A multi-level parallelization concept for high-fidelity multi-block solvers

The integration of high-fidelity Computational Fluid Dynamics (CFD) analysis tools with the industrial design process benefits greatly from the robust implementations that are transportable across a wide range of computer architectures. In the present work, a hybrid domain-decomposition and parallelization concept was developed and implemented into the widely-used NASA multi-block Computational Fluid Dynamics (CFD) solvers employed in ENSAERO and OVERFLOW advanced flow analysis packages. These advanced engineering and scientific analysis packages include more than 300,000 lines of code written in FORTRAN 77 language in more than 1300 individual subprograms. The new parallel solver concept, PENS (Parallel Euler Navier-Stokes Solver), employs both fine and coarse granularity with data partitioning as well as data coalescing to obtain the desired load-balance characteristics on the available computer platforms for these legacy packages. This multi-level parallelism implementation itself introduces no changes to the numerical results, hence the original fidelity of the packages are identically preserved. The present implementation uses the Message Passing Interface (MPI) library for interprocessor message passing and memory accessing. By choosing an appropriate combination of the available partitioning and coalescing possibilities only during the execution stage, the PENS solver is used on different computer architectures from shared-memory to distributed-memory platforms with varying degrees of parallelism. Improvements in computational load-balance and speeds are extremely crucial on the realistic problems in the design of aerospace vehicles.
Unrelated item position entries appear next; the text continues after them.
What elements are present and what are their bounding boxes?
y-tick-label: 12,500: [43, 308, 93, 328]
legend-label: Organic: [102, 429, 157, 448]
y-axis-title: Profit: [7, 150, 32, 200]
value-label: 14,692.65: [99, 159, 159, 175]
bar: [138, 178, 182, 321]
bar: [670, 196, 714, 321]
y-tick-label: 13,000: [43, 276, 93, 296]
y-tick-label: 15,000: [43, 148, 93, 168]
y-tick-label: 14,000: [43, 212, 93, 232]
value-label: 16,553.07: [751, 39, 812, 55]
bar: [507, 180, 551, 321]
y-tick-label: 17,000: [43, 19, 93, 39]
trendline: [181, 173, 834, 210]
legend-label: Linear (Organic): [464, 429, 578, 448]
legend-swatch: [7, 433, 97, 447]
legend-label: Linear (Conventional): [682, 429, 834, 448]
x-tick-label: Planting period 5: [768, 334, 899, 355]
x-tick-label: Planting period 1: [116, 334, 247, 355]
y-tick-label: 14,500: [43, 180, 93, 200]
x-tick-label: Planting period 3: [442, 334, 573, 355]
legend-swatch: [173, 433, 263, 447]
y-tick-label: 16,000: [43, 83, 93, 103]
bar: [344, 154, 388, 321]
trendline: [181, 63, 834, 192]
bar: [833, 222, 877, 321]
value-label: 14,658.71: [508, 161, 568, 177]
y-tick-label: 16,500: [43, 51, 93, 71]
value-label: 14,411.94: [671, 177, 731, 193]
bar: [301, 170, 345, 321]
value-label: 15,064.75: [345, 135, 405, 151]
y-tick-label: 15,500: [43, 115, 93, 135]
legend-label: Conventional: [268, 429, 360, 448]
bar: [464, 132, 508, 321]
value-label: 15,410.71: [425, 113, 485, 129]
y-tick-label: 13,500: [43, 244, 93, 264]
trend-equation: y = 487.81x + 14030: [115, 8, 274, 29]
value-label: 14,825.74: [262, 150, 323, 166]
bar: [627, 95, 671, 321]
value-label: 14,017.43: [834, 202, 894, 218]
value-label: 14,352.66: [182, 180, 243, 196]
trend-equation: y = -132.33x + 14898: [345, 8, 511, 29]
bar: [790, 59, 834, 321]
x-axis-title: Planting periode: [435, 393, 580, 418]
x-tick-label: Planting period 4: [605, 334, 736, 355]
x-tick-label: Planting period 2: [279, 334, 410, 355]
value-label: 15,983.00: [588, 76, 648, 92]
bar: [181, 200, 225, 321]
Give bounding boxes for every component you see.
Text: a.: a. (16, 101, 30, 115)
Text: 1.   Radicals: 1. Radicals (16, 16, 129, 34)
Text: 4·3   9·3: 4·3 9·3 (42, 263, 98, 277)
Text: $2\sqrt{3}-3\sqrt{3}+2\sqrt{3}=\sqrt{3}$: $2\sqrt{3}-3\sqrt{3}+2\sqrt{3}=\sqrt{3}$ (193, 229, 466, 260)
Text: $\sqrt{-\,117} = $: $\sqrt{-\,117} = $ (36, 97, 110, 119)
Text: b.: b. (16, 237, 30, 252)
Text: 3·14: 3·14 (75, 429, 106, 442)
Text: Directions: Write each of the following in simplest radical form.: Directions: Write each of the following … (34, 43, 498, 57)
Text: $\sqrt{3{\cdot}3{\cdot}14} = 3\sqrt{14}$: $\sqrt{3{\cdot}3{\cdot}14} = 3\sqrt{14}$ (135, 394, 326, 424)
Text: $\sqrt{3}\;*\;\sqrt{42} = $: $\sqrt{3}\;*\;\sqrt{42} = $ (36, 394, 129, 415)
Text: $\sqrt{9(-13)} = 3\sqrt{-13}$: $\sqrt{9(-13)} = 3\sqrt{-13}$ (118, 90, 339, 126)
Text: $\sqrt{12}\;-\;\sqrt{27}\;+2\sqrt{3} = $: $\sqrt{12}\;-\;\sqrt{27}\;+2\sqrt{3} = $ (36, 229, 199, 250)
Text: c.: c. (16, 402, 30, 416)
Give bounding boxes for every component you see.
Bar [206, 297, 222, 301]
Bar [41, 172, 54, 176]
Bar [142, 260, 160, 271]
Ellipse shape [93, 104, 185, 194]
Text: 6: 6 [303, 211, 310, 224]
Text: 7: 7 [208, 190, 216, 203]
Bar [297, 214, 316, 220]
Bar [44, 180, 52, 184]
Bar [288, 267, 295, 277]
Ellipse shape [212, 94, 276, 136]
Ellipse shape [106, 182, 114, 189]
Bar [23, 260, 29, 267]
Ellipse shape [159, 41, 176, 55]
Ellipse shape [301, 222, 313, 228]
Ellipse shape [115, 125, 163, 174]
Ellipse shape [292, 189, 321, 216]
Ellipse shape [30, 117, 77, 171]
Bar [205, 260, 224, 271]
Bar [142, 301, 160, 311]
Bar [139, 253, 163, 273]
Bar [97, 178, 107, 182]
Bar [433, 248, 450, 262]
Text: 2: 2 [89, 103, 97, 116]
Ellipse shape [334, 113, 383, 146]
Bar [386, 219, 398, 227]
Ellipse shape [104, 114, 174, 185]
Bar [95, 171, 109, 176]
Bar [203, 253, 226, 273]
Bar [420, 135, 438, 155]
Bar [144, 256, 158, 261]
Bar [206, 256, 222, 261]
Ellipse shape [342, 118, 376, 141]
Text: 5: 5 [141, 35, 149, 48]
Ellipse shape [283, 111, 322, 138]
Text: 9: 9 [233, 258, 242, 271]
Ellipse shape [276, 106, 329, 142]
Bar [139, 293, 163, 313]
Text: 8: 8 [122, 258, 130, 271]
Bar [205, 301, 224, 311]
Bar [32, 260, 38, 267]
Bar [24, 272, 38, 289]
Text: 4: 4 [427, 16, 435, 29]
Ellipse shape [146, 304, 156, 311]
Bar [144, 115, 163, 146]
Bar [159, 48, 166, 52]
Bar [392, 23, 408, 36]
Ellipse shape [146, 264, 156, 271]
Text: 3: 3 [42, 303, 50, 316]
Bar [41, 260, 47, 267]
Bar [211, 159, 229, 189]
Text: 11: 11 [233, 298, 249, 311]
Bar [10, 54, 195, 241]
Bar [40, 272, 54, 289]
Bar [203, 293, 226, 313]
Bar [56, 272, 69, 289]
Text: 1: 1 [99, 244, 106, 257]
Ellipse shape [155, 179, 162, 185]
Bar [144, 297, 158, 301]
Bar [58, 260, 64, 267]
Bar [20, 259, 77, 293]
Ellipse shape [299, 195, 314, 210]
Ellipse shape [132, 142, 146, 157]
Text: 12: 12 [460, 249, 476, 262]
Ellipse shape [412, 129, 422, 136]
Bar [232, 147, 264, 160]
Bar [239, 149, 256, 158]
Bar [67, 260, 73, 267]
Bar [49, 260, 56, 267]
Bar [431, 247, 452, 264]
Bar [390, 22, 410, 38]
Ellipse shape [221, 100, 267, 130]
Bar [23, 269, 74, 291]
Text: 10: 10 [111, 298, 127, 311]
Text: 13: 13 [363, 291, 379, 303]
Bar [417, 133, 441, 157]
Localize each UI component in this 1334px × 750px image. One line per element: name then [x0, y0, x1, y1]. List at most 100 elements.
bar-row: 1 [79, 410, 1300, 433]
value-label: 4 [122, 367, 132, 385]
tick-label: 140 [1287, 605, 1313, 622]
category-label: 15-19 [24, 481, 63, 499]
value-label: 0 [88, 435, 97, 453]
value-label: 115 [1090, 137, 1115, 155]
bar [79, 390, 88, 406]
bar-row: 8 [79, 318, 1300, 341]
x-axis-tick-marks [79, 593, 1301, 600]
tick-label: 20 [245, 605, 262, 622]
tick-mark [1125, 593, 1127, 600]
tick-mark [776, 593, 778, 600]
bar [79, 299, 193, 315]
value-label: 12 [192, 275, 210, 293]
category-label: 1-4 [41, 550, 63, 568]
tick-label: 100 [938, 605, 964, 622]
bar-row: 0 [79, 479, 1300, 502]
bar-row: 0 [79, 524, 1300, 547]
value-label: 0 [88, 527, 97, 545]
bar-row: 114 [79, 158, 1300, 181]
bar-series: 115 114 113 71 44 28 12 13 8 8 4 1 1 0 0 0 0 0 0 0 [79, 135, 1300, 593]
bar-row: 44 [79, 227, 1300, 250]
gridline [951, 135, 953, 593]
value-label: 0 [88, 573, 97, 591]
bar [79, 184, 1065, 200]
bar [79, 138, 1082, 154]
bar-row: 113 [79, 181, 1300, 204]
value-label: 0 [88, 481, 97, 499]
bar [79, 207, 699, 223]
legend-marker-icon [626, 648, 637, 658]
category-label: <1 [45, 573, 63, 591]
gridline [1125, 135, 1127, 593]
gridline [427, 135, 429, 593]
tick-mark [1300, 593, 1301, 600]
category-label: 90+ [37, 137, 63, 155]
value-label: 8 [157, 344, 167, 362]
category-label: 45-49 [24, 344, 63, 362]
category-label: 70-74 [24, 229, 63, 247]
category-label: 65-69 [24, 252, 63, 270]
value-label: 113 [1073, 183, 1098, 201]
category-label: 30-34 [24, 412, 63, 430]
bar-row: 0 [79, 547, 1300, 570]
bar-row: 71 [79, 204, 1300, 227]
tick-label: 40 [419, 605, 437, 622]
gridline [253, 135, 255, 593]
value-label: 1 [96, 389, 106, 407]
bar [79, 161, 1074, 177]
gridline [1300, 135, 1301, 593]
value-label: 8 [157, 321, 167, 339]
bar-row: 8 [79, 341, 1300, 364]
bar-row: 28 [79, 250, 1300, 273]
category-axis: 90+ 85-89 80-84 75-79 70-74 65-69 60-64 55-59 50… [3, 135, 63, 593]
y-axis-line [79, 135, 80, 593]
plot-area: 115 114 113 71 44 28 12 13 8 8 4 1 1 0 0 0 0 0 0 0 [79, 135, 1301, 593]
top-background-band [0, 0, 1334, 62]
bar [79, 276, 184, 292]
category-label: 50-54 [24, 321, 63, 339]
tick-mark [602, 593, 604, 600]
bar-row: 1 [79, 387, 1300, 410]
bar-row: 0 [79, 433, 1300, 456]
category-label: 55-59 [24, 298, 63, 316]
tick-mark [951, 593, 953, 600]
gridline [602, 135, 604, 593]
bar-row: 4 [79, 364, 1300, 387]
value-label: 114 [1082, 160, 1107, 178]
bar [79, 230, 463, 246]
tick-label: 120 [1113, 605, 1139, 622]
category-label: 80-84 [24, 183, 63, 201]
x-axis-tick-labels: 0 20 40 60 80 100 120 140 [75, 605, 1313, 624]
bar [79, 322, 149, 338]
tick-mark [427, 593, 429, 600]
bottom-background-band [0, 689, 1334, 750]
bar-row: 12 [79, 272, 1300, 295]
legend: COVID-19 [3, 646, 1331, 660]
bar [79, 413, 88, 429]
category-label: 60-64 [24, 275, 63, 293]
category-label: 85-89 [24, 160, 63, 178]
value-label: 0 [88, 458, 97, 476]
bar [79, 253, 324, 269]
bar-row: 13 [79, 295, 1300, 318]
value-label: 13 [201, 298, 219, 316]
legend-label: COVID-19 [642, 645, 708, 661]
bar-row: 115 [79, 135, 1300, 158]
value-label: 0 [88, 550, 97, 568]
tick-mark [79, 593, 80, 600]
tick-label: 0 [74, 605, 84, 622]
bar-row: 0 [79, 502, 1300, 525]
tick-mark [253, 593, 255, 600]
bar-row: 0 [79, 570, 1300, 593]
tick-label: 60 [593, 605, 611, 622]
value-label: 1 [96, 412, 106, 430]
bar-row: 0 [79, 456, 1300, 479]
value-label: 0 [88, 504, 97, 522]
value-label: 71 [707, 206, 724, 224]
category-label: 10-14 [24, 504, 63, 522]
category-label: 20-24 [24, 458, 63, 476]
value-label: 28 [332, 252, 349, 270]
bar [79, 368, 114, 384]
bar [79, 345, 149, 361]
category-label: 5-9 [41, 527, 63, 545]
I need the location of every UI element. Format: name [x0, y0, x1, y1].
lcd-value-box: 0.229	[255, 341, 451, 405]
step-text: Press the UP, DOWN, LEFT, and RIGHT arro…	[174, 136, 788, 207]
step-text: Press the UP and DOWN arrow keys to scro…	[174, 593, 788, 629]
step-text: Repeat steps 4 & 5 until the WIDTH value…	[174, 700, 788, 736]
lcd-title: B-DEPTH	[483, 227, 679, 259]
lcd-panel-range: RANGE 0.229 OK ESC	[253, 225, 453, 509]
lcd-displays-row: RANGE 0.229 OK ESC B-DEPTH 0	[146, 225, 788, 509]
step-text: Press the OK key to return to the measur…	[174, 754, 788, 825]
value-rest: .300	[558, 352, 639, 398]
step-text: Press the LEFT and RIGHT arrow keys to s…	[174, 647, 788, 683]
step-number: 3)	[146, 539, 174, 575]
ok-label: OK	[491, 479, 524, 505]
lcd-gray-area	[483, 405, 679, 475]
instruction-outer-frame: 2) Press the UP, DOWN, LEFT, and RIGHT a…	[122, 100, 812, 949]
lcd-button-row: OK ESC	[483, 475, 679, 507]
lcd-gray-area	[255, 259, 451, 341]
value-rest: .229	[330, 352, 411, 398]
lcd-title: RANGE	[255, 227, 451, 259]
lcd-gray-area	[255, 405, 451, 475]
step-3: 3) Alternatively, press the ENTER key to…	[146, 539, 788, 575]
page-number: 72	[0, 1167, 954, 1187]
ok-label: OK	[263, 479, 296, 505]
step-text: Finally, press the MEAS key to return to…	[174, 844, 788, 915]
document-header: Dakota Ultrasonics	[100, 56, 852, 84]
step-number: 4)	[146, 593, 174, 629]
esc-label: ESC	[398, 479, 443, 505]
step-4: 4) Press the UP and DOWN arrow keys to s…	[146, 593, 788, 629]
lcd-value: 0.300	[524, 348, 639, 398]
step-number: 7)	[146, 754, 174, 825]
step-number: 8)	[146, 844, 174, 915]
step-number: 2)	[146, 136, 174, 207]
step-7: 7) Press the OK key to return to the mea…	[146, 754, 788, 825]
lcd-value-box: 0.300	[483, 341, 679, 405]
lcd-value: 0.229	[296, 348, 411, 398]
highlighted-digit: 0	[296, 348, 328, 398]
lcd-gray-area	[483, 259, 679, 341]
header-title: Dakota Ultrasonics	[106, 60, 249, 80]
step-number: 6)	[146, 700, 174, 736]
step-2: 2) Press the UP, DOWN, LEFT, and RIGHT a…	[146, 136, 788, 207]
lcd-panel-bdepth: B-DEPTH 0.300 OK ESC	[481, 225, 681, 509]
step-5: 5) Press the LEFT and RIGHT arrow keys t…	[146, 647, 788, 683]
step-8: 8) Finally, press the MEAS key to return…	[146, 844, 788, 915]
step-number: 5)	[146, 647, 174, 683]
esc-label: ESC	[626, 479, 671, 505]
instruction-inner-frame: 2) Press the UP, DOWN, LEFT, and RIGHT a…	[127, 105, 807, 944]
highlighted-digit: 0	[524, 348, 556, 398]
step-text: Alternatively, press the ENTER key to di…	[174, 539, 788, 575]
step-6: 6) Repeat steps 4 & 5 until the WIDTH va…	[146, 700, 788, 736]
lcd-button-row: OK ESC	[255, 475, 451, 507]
The PENS implementation on the IBM SP2 distributed memory environment at the NASA Ames Research Center obtains 85 percent scalable parallel performance using fine-grain partitioning of single-block CFD domains using up to 128 wide computational nodes. Multi-block CFD simulations of complete aircraft geometries achieve 85 percent perfect load-balanced executions using data coalescing and the two levels of parallelism. SGI PowerChallenge, SGI Onyx2, and Cray T3E are the other platforms where the robustness, performance behavior, and the parallel scalability of the implementation are tested and fine-tuned for actual production run environments.